August 18, 2019

The Morning Paper - Testing

Like previously with virtualization, I’m reviewing paper summaries that Adrian Colyer wrote on his blog.

This time I was reviewing reviews of papers about software testing!

Here are a handful:

QSYM: a practical concolic execution engine tailored for hybrid fuzzing (2018)

I’m vaguely familiar with techniques for generating software tests automatically.

Apparently there are 2 techniques:

  • “fuzzing”
  • “concolic execution”

Fuzzing refers to messing around with the inputs to your unit under test to try and get it to break.

I think that this approach is very intuitive and obvious.

Concolic execution “uses symbolic execution to uncover constraints and pass them to a solver”–so it performs static(?) analysis of your unit-under-test’s implementation to identify important test inputs, so that you can get more comprehensive scenario coverage.

Fuzzing fails to get 100% scenario coverage because it performs random-sampling to try and uncover all the conditional branching that your unit under test might have.

Concolic execution’s main drawback is that it is slow, because the number of paths that it has to enumerate increase exponentially with every if-else block in your unit-under-test.

So this paper identifies a hybrid approach (both fuzzing + concolic execution) to test generation that is faster than existing published approaches.

The fact that it is a hybrid approach is not novel, but it uncovered some previously untested edge cases in some popular open-source libraries.

I’m not tremendously interested in this, but these are interesting tools that impact every human being’s quality of life (since everyone is impacted by the quality of open-source software).

These techniques are also interesting to me because I think they will “trickle down” to higher-level languages like JavaScript, etc. at some point.

Interesting? ✅✅✅☑️ ☑️ ☑️ ☑️ ☑️ ☑️ ☑️

A dissection of the test-driven development process: does it really matter to test-first or test-last? (2017)

I always find discussions of TDD interesting.

As with most “empirical software engineering” studies, this study has a small sample-size (39 practicioners).

…the results show that the most important thing is to work in short uniform cycles with each cycle introducing a small new piece of functionality and its associated tests.
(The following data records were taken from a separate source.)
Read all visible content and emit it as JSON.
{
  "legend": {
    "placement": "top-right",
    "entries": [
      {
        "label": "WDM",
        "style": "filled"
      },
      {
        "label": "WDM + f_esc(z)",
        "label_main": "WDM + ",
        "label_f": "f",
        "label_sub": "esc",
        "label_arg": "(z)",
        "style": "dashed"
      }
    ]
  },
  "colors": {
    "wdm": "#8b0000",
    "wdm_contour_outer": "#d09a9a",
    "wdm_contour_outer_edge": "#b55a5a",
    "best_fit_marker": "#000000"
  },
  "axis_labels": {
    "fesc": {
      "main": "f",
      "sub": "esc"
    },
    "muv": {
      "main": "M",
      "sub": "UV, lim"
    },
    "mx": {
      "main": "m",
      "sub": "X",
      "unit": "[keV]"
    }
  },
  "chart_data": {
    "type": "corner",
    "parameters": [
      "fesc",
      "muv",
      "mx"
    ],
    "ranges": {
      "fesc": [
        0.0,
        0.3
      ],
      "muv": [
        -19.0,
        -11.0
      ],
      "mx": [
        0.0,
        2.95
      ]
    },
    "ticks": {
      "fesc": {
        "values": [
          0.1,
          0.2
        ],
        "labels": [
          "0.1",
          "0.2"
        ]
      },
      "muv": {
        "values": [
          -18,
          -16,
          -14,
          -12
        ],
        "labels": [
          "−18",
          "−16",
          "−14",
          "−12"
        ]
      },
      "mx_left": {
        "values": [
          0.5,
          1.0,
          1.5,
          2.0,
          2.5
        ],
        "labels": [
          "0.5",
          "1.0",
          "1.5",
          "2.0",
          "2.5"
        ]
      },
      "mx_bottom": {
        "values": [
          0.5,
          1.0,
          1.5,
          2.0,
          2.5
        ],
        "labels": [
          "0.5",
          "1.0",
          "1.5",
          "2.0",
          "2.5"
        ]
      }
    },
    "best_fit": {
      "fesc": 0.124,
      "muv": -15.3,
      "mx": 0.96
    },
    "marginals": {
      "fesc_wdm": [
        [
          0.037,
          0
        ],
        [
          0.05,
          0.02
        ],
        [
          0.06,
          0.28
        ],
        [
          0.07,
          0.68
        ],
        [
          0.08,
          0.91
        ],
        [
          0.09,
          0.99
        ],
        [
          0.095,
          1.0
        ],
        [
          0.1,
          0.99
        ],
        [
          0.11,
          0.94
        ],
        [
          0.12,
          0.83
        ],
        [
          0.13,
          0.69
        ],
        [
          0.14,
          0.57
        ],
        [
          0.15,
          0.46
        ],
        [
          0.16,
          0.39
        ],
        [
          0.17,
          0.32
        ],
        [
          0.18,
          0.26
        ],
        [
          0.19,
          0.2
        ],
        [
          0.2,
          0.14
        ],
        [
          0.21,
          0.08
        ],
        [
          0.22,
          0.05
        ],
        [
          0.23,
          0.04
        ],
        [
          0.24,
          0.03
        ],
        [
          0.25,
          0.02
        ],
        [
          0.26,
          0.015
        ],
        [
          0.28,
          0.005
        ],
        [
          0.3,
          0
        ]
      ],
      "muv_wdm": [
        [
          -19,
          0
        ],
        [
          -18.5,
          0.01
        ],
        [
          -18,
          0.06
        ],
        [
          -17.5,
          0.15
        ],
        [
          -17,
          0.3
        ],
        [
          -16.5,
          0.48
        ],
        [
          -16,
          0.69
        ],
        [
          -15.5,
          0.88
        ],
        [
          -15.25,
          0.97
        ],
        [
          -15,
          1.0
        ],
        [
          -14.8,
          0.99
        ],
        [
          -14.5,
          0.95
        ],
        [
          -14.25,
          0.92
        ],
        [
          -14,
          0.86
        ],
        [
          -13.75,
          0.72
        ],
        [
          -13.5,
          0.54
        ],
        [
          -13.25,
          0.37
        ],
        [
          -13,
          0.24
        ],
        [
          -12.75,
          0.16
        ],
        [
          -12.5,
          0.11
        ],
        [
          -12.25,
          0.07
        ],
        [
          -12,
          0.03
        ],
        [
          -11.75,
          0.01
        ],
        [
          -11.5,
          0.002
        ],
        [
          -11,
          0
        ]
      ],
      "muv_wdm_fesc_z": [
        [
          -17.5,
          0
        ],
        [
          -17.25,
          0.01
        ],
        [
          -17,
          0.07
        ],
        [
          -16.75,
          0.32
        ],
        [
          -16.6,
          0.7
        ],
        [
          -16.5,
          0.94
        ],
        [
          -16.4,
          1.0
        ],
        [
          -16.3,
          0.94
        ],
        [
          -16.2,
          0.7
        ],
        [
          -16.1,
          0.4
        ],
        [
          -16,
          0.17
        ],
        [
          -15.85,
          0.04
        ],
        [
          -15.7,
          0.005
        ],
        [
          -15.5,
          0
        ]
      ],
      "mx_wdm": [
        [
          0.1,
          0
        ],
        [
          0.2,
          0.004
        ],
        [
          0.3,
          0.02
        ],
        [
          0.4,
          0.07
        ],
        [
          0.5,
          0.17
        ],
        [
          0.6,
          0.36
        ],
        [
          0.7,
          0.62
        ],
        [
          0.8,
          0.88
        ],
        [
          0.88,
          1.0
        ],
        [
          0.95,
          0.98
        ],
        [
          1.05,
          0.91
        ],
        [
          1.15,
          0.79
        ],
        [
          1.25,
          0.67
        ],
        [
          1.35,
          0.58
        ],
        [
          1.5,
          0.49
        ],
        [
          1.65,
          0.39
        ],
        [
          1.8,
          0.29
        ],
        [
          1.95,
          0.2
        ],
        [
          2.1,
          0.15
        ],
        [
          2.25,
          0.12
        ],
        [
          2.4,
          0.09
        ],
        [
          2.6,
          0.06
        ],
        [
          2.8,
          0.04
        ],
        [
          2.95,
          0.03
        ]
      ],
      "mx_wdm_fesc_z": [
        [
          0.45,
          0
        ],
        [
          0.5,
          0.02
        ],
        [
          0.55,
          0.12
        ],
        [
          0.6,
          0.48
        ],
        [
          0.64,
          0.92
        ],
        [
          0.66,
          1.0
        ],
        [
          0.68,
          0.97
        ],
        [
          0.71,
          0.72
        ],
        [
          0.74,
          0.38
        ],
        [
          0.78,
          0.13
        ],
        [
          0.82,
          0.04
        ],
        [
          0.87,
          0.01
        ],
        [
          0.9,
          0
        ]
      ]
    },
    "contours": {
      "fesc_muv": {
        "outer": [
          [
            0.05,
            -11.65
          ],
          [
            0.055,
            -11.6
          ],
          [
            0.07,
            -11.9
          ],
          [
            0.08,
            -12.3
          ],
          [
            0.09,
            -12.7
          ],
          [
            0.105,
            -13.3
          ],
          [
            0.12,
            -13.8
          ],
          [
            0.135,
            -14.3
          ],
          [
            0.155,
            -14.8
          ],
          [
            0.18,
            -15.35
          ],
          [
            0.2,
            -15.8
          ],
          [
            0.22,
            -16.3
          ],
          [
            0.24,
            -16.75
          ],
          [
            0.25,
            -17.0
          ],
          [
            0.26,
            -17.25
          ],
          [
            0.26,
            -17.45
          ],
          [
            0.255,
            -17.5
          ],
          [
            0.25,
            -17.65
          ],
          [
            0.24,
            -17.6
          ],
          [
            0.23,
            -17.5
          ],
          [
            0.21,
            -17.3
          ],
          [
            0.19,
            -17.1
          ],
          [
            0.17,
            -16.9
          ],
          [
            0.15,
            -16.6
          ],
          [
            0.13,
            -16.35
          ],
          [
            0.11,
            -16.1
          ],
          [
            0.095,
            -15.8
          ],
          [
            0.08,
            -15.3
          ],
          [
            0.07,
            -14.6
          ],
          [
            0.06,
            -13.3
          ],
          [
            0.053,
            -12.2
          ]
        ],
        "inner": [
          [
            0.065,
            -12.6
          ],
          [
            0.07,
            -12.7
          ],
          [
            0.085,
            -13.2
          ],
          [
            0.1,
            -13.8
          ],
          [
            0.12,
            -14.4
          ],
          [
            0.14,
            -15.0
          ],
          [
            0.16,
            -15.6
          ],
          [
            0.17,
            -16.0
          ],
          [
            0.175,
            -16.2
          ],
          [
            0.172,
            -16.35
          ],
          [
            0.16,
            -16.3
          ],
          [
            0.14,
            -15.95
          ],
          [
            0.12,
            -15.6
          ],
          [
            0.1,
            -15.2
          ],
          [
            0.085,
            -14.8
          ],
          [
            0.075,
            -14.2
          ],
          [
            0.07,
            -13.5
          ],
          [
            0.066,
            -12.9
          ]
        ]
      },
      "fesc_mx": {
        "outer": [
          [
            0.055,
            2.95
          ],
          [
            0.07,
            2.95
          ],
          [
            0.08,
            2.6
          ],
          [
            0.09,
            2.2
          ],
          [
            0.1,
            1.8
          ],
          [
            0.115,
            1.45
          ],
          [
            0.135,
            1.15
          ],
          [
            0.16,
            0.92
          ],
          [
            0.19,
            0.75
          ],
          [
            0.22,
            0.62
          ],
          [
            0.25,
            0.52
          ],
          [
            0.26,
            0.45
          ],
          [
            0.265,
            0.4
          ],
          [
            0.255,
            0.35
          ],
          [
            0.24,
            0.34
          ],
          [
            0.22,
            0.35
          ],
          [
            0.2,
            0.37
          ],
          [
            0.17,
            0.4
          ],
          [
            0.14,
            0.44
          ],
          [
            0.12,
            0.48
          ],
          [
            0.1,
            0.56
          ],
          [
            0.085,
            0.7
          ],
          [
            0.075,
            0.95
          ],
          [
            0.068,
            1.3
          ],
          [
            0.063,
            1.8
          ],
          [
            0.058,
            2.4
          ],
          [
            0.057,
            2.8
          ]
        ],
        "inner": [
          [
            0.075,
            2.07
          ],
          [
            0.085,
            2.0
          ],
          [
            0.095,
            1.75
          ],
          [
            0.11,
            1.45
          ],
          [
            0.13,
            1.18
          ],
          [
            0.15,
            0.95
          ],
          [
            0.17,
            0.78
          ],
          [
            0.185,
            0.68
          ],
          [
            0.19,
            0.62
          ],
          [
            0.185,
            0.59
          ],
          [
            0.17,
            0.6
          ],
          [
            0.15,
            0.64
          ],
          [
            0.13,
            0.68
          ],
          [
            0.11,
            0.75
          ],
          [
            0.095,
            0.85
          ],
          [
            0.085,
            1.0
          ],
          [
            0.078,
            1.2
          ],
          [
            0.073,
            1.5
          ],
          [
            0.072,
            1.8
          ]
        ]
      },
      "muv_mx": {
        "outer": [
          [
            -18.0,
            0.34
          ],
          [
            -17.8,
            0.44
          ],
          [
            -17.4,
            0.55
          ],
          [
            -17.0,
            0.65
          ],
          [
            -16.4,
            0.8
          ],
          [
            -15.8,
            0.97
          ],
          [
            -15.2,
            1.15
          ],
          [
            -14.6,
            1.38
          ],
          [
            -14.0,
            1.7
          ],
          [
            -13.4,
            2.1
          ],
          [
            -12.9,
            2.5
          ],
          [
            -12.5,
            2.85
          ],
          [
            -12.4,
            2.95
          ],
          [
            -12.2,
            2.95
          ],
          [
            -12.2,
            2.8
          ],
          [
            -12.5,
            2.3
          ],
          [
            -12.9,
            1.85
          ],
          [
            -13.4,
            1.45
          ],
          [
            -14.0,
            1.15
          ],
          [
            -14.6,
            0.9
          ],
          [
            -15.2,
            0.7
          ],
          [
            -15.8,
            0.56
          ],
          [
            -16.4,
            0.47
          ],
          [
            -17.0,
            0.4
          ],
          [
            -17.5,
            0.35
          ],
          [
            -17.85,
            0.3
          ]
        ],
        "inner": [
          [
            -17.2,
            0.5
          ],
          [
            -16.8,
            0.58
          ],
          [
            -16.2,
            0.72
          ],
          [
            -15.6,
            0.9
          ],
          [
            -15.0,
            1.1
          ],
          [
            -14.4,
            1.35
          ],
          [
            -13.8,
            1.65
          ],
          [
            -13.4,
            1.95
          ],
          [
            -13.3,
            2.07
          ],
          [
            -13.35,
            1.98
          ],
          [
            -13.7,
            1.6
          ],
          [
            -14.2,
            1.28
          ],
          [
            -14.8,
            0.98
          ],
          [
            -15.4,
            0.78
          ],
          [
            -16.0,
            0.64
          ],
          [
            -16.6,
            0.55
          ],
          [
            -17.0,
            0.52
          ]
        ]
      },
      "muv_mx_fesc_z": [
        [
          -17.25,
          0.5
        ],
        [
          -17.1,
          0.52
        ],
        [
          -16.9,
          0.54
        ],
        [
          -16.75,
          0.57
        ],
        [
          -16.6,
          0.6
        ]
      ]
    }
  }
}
The order within the cycle – i.e., test-first or test-last didn’t really seem to matter.

Maybe this is a case of confirmation bias or a case of “you hear what you want to hear”, but this is my anecdotal experience as well.

This experiment design sounds like rubbish, but it’s always encouraging to see people attempting to get more empirical data on effective software engineering.

Interesting? ✅✅✅✅✅✅✅☑️ ☑️ ☑️

Simple testing can prevent most critical failures (2014)

The paper’s subtitle is: “an analysis of production failures in distributed data-intensive systems”

The author’s evaluated five distributable datastores:

  • Cassandra,
  • HBase,
  • HDFS,
  • MapReduce,
  • Redis

They reviewed 73 user-reported failures of these datastores, reproducing and chronicling them.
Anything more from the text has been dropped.